28 October 2012

Reasons why Germany lost WW2

After the war, during the Nuremberg War Trials, the court was shown a film of the German war machine in full production.  Bombs and airplanes being assembled on a production line; a nation revelling in its newfound military confidence.  The spectacle was not only reminiscent of Nazi-era propaganda movies, it probably consisted of them.

On seeing these films Hitler's right hand man, Herman Goering, laughed and expressed aloud proudly: what's wrong with that?  Indeed, why shouldn't a country have a strong military?  Germany's military had after all been eviscerated by the terms of the Versailles Treaty.   What's wrong?  Well it depends on what you do with that military.  A strong military should only be used only for defensive purposes, not offensive ones -- at least that's the Western narrative of WW2. 

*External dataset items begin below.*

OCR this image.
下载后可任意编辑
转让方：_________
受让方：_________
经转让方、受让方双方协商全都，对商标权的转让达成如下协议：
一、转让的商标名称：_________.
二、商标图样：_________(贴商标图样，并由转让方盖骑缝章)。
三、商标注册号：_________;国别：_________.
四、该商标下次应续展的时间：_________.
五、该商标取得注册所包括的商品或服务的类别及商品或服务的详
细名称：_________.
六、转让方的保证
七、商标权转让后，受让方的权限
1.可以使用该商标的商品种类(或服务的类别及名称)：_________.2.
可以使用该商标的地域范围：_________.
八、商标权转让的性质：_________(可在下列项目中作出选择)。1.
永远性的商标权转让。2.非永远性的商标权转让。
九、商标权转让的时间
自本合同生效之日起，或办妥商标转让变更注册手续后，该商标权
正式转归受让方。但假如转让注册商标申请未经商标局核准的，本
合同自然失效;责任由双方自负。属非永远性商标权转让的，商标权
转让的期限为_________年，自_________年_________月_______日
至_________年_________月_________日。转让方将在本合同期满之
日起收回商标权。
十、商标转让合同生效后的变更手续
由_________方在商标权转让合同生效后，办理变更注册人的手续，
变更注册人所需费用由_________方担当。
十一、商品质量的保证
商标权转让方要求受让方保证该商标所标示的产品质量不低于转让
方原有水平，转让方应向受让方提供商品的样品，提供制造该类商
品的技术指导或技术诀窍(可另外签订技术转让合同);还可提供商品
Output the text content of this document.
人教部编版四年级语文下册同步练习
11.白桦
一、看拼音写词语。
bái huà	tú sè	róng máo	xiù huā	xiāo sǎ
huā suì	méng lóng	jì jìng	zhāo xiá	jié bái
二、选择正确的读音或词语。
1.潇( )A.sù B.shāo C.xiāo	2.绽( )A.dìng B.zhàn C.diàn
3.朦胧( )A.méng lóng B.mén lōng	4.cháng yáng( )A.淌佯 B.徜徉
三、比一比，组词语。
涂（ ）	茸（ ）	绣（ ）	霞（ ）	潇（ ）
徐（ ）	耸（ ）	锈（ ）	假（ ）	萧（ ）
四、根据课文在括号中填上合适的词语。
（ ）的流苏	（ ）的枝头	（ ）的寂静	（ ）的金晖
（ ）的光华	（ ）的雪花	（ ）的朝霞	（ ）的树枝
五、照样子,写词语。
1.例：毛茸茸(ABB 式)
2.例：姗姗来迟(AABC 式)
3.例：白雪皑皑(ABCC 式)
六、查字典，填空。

Hitler may have been justified morally in his invasion of the Soviet Union as a pre-emptive strike if it could be proven that the Soviets had similar plans to invade Germany.  David Irving's book Hitler's War claims that the Soviet troops captured during Operation Barbarossa possessed detailed maps of Europe all the way to Berlin.  Could these maps be evidence of Stalin's intent to invade western Europe?

Western European powers had been using their militaries in offensive capabilities in overseas colonies for centuries.  The American political class too, wanted to get in on the act of WW2, although the American people they governed largely remained opposed to it.  And broadly speaking, the history of human society is a never ending procession of wars and conquests. 

The question of who is morally justified to commit such acts of war, pre-emptive or otherwise, is largely answered by one's own subjective feelings about the participants involved.  Much like a sports fan boos a penalty he knows his team just conceded, the victors of successful wars usually have nothing but praise for the leaders who instigated them in their name in the first place.

Aside from the moral dimension to the question, was it practically feasible for Hitler to have invaded the Soviet Union?  I think the answer is yes, Hitler could have won WW2.  But like so many other events in human history a number of lessons would have had to have been learnt in advance, lessons that only were realised after the war with the benefit of hindsight.

Hitler's only real chance to win WW2 was by going straight for Moscow, the political heart of Russia, during Operation Barbarossa and taking it by the winter of 1941.  Instead, Hitler got stars in his eyes due to the early successes of the war in the east, and allowed the initial goal to become splintered along a broad front from north to south. 

Although it seemed that Germany had three full summers from 1941 to 1943 in which to take the initiative on the eastern front, in reality from the time Barbarossa stalled at the gates of Moscow the war in the east was lost. 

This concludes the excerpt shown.